Drought a treadmill that won’t end: farmer

Drought a treadmill that won’t end: farmer

Drought a treadmill that won’t end: farmer

Australian farmers suffering from one of the worst droughts in 100 years will be receiving up to $12,000 payments from the government.

The cash payments help form a drought relief package of 190 million Australian dollars (140.6 million USA dollars) for the dry spell that has cut across large parts of the country's east and south including New South Wales, Queensland and Victoria.

Dry farmland across eastern Australia is not predicted to get soaking rains through spring or summer.

The opposition Labor party has criticized the aid as long overdue and said the government should also be focusing more on climate change and its consequences to find ways of coping with droughts in the long term.

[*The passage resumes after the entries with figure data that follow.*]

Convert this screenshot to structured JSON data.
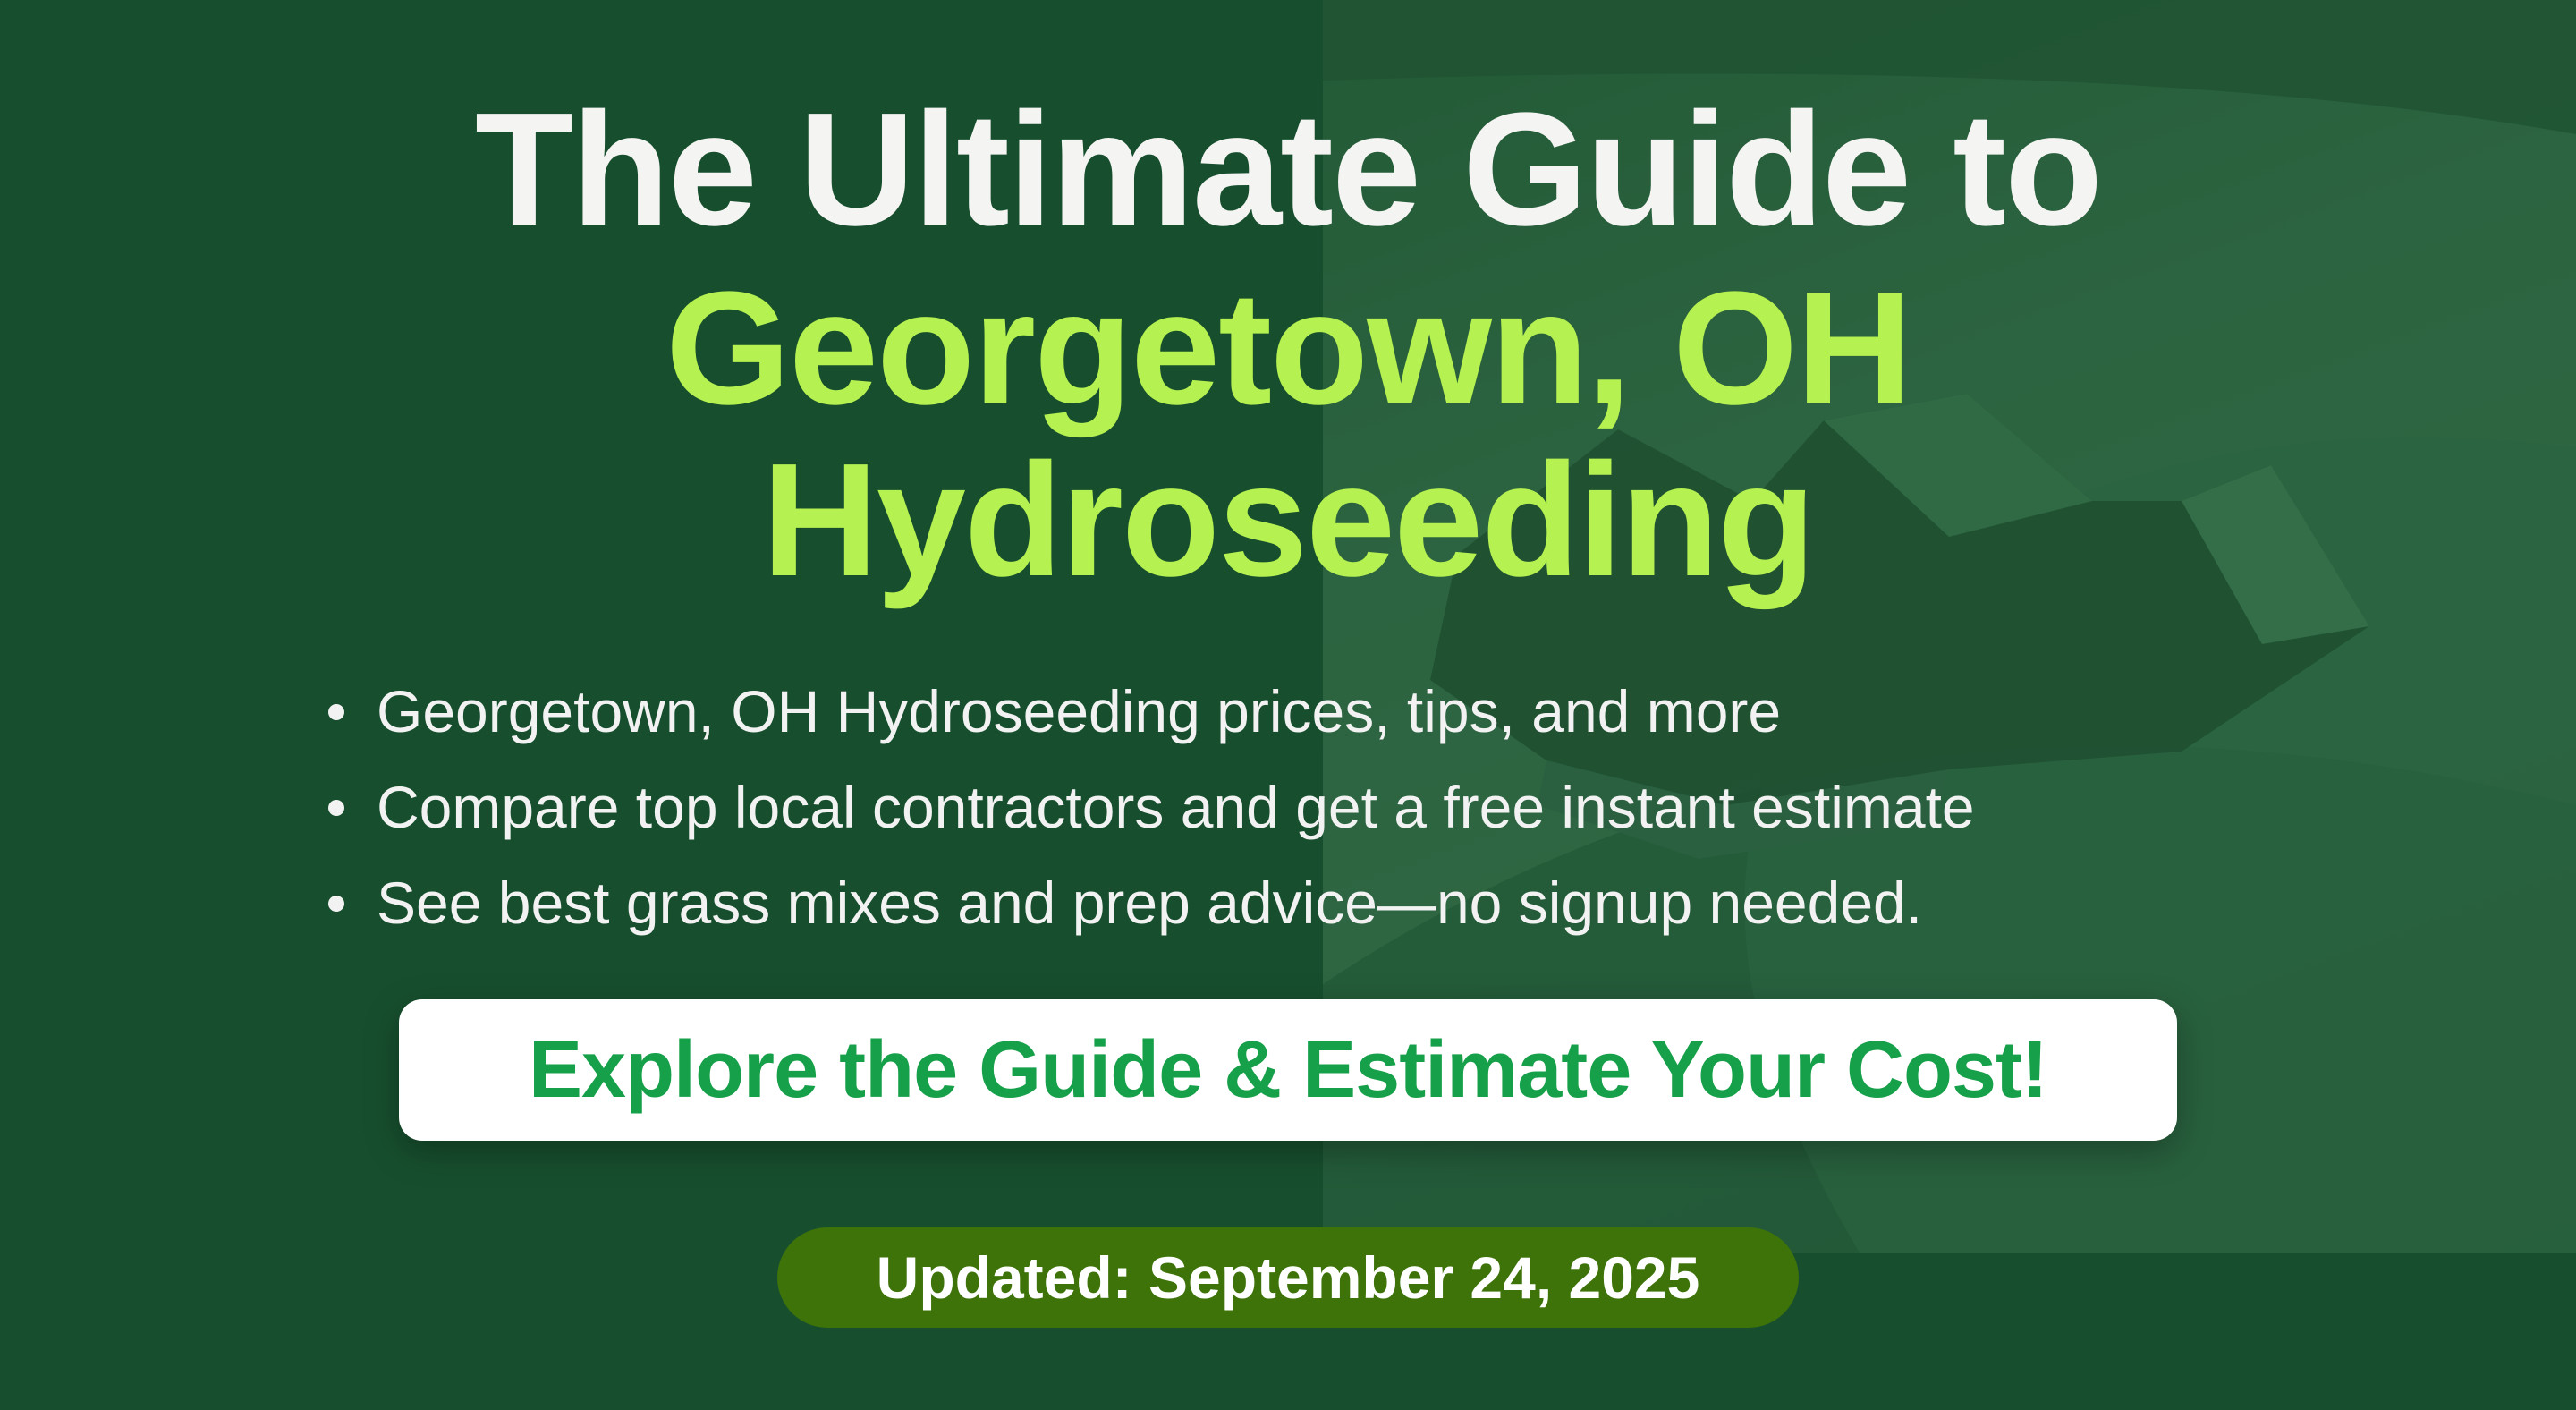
{
  "colors": {
    "background": "#174f2e",
    "title_white": "#f4f4f2",
    "title_accent": "#b5f150",
    "cta_text": "#17a04a",
    "pill_bg": "#3d7309"
  },
  "title": {
    "line1": "The Ultimate Guide to",
    "line2": "Georgetown, OH",
    "line3": "Hydroseeding"
  },
  "bullets": [
    "Georgetown, OH Hydroseeding prices, tips, and more",
    "Compare top local contractors and get a free instant estimate",
    "See best grass mixes and prep advice—no signup needed."
  ],
  "cta": {
    "label": "Explore the Guide & Estimate Your Cost!"
  },
  "updated": {
    "label": "Updated: September 24, 2025"
  }
}
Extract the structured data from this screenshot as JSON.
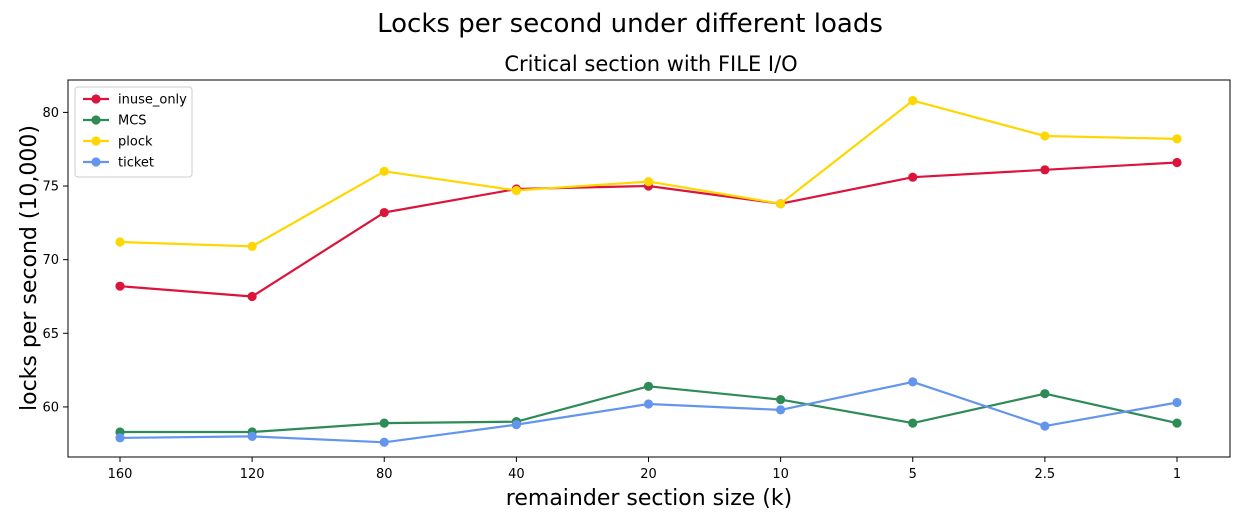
{
  "chart_data": {
    "type": "line",
    "suptitle": "Locks per second under different loads",
    "title": "Critical section with FILE I/O",
    "xlabel": "remainder section size (k)",
    "ylabel": "locks per second (10,000)",
    "categories": [
      "160",
      "120",
      "80",
      "40",
      "20",
      "10",
      "5",
      "2.5",
      "1"
    ],
    "ylim": [
      56.6,
      82.2
    ],
    "yticks": [
      60,
      65,
      70,
      75,
      80
    ],
    "grid": false,
    "legend_position": "top-left",
    "series": [
      {
        "name": "inuse_only",
        "color": "#dc143c",
        "values": [
          68.2,
          67.5,
          73.2,
          74.8,
          75.0,
          73.8,
          75.6,
          76.1,
          76.6
        ]
      },
      {
        "name": "MCS",
        "color": "#2e8b57",
        "values": [
          58.3,
          58.3,
          58.9,
          59.0,
          61.4,
          60.5,
          58.9,
          60.9,
          58.9
        ]
      },
      {
        "name": "plock",
        "color": "#ffd700",
        "values": [
          71.2,
          70.9,
          76.0,
          74.7,
          75.3,
          73.8,
          80.8,
          78.4,
          78.2
        ]
      },
      {
        "name": "ticket",
        "color": "#6495ed",
        "values": [
          57.9,
          58.0,
          57.6,
          58.8,
          60.2,
          59.8,
          61.7,
          58.7,
          60.3
        ]
      }
    ]
  }
}
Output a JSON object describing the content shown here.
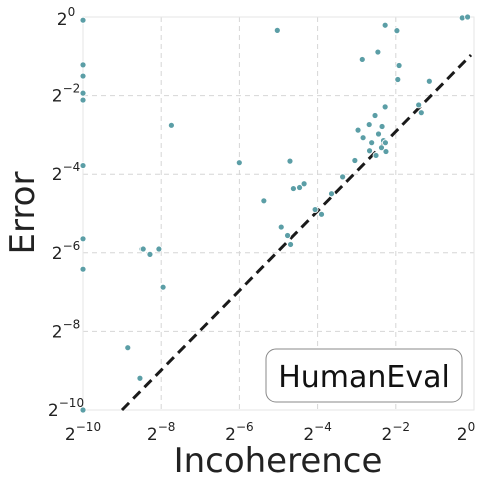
{
  "chart_data": {
    "type": "scatter",
    "xlabel": "Incoherence",
    "ylabel": "Error",
    "xscale": "log2",
    "yscale": "log2",
    "xlim": [
      0.0009765625,
      1
    ],
    "ylim": [
      0.0009765625,
      1
    ],
    "x_ticks": [
      {
        "base": "2",
        "exp": "−10",
        "value": 0.0009765625
      },
      {
        "base": "2",
        "exp": "−8",
        "value": 0.00390625
      },
      {
        "base": "2",
        "exp": "−6",
        "value": 0.015625
      },
      {
        "base": "2",
        "exp": "−4",
        "value": 0.0625
      },
      {
        "base": "2",
        "exp": "−2",
        "value": 0.25
      },
      {
        "base": "2",
        "exp": "0",
        "value": 1
      }
    ],
    "y_ticks": [
      {
        "base": "2",
        "exp": "−10",
        "value": 0.0009765625
      },
      {
        "base": "2",
        "exp": "−8",
        "value": 0.00390625
      },
      {
        "base": "2",
        "exp": "−6",
        "value": 0.015625
      },
      {
        "base": "2",
        "exp": "−4",
        "value": 0.0625
      },
      {
        "base": "2",
        "exp": "−2",
        "value": 0.25
      },
      {
        "base": "2",
        "exp": "0",
        "value": 1
      }
    ],
    "grid": true,
    "reference_line": "y = x",
    "legend": {
      "label": "HumanEval",
      "placement": "bottom-right"
    },
    "point_color": "#5b9ea6",
    "series": [
      {
        "points": [
          [
            0.000977,
            0.945
          ],
          [
            0.000977,
            0.43
          ],
          [
            0.000977,
            0.353
          ],
          [
            0.000977,
            0.261
          ],
          [
            0.000977,
            0.231
          ],
          [
            0.000977,
            0.0728
          ],
          [
            0.000977,
            0.02
          ],
          [
            0.000977,
            0.0117
          ],
          [
            0.000977,
            0.000977
          ],
          [
            0.00278,
            0.0167
          ],
          [
            0.00284,
            0.0167
          ],
          [
            0.0032,
            0.0152
          ],
          [
            0.00375,
            0.0167
          ],
          [
            0.00404,
            0.00852
          ],
          [
            0.00216,
            0.00293
          ],
          [
            0.00268,
            0.00171
          ],
          [
            0.00468,
            0.148
          ],
          [
            0.0156,
            0.0766
          ],
          [
            0.0241,
            0.0391
          ],
          [
            0.0306,
            0.79
          ],
          [
            0.0328,
            0.0246
          ],
          [
            0.0367,
            0.0212
          ],
          [
            0.0387,
            0.0181
          ],
          [
            0.0383,
            0.0787
          ],
          [
            0.0407,
            0.0485
          ],
          [
            0.0454,
            0.0494
          ],
          [
            0.0492,
            0.0528
          ],
          [
            0.0598,
            0.0335
          ],
          [
            0.067,
            0.0308
          ],
          [
            0.08,
            0.0443
          ],
          [
            0.0974,
            0.0596
          ],
          [
            0.121,
            0.0796
          ],
          [
            0.128,
            0.136
          ],
          [
            0.14,
            0.119
          ],
          [
            0.157,
            0.0945
          ],
          [
            0.138,
            0.473
          ],
          [
            0.156,
            0.15
          ],
          [
            0.163,
            0.109
          ],
          [
            0.173,
            0.176
          ],
          [
            0.184,
            0.127
          ],
          [
            0.196,
            0.145
          ],
          [
            0.176,
            0.087
          ],
          [
            0.194,
            0.0998
          ],
          [
            0.201,
            0.113
          ],
          [
            0.208,
            0.109
          ],
          [
            0.21,
            0.0932
          ],
          [
            0.207,
            0.205
          ],
          [
            0.207,
            0.865
          ],
          [
            0.182,
            0.539
          ],
          [
            0.255,
            0.786
          ],
          [
            0.265,
            0.425
          ],
          [
            0.259,
            0.332
          ],
          [
            0.375,
            0.212
          ],
          [
            0.393,
            0.185
          ],
          [
            0.453,
            0.322
          ],
          [
            0.812,
            0.985
          ],
          [
            0.893,
            1.0
          ]
        ]
      }
    ]
  }
}
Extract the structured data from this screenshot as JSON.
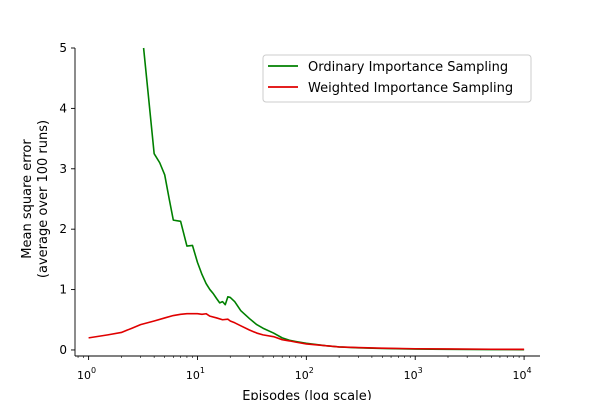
{
  "chart_data": {
    "type": "line",
    "xscale": "log",
    "xlabel": "Episodes (log scale)",
    "ylabel_line1": "Mean square error",
    "ylabel_line2": "(average over 100 runs)",
    "xlim": [
      0.75,
      14000
    ],
    "ylim": [
      -0.1,
      5
    ],
    "xticks": [
      {
        "value": 1,
        "label_base": "10",
        "label_exp": "0"
      },
      {
        "value": 10,
        "label_base": "10",
        "label_exp": "1"
      },
      {
        "value": 100,
        "label_base": "10",
        "label_exp": "2"
      },
      {
        "value": 1000,
        "label_base": "10",
        "label_exp": "3"
      },
      {
        "value": 10000,
        "label_base": "10",
        "label_exp": "4"
      }
    ],
    "yticks": [
      {
        "value": 0,
        "label": "0"
      },
      {
        "value": 1,
        "label": "1"
      },
      {
        "value": 2,
        "label": "2"
      },
      {
        "value": 3,
        "label": "3"
      },
      {
        "value": 4,
        "label": "4"
      },
      {
        "value": 5,
        "label": "5"
      }
    ],
    "legend_position": "top-right",
    "grid": false,
    "series": [
      {
        "name": "Ordinary Importance Sampling",
        "color": "#008000",
        "points": [
          [
            3.2,
            5.0
          ],
          [
            3.5,
            4.3
          ],
          [
            4.0,
            3.25
          ],
          [
            4.5,
            3.1
          ],
          [
            5.0,
            2.9
          ],
          [
            5.5,
            2.5
          ],
          [
            6.0,
            2.15
          ],
          [
            7.0,
            2.13
          ],
          [
            8.0,
            1.72
          ],
          [
            9.0,
            1.73
          ],
          [
            10,
            1.45
          ],
          [
            11,
            1.25
          ],
          [
            12,
            1.1
          ],
          [
            13,
            1.0
          ],
          [
            14,
            0.93
          ],
          [
            15,
            0.85
          ],
          [
            16,
            0.78
          ],
          [
            17,
            0.8
          ],
          [
            18,
            0.75
          ],
          [
            19,
            0.88
          ],
          [
            20,
            0.87
          ],
          [
            22,
            0.8
          ],
          [
            25,
            0.65
          ],
          [
            30,
            0.52
          ],
          [
            35,
            0.42
          ],
          [
            40,
            0.36
          ],
          [
            50,
            0.28
          ],
          [
            60,
            0.2
          ],
          [
            70,
            0.16
          ],
          [
            80,
            0.14
          ],
          [
            100,
            0.11
          ],
          [
            150,
            0.07
          ],
          [
            200,
            0.05
          ],
          [
            300,
            0.035
          ],
          [
            500,
            0.025
          ],
          [
            1000,
            0.015
          ],
          [
            2000,
            0.01
          ],
          [
            5000,
            0.007
          ],
          [
            10000,
            0.005
          ]
        ]
      },
      {
        "name": "Weighted Importance Sampling",
        "color": "#e00000",
        "points": [
          [
            1.0,
            0.2
          ],
          [
            1.5,
            0.25
          ],
          [
            2.0,
            0.29
          ],
          [
            2.5,
            0.36
          ],
          [
            3.0,
            0.42
          ],
          [
            4.0,
            0.48
          ],
          [
            5.0,
            0.53
          ],
          [
            6.0,
            0.57
          ],
          [
            7.0,
            0.59
          ],
          [
            8.0,
            0.6
          ],
          [
            9.0,
            0.6
          ],
          [
            10,
            0.6
          ],
          [
            11,
            0.59
          ],
          [
            12,
            0.6
          ],
          [
            13,
            0.56
          ],
          [
            15,
            0.53
          ],
          [
            17,
            0.5
          ],
          [
            19,
            0.51
          ],
          [
            20,
            0.48
          ],
          [
            22,
            0.45
          ],
          [
            25,
            0.4
          ],
          [
            30,
            0.33
          ],
          [
            35,
            0.28
          ],
          [
            40,
            0.25
          ],
          [
            50,
            0.22
          ],
          [
            60,
            0.17
          ],
          [
            70,
            0.15
          ],
          [
            80,
            0.13
          ],
          [
            100,
            0.1
          ],
          [
            150,
            0.07
          ],
          [
            200,
            0.05
          ],
          [
            300,
            0.04
          ],
          [
            500,
            0.03
          ],
          [
            1000,
            0.02
          ],
          [
            2000,
            0.017
          ],
          [
            5000,
            0.012
          ],
          [
            10000,
            0.01
          ]
        ]
      }
    ]
  }
}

General president Grant Maudsley said more than half of Queensland was still drought-declared, and the prolonged nature of the drought in the state was taking an enormous financial, emotional and environmental toll on many regional communities. "This is very important to improve that mental health support".

"A lot of farmers, we're using that a week", farmer Anto White from Belltrees in the Upper Hunter tells me. They are indeed the backbone of this country. In fact, it discourages them from making the right decisions to achieve resilience. "When farmers do it well the whole nation benefits, when farmers do it tough, as they are now the whole nation suffers", he said during the press conference.

The total revenue for the commonwealth-funded Australia Council for the Arts is set to exceed $200 million this year; this is the same body that gave a $20,000 grant to an artist to make people yawn in an inner-Sydney gallery, a sum more likely to make you want to vomit. "Some farmers are in absolutely diabolical situations", he said. So they are already resilient.

Farmers have meanwhile expressed concerns the media is too heavily focused on drought "disaster" stories, fearing it could damage the reputation of Australia's livestock industry.

Compare the complex process of accessing such funding with how easily the government throws money at any other number of fashionable causes and you understand the frustration. The NSW government has also provided more than $1 billion in assistance for farmers.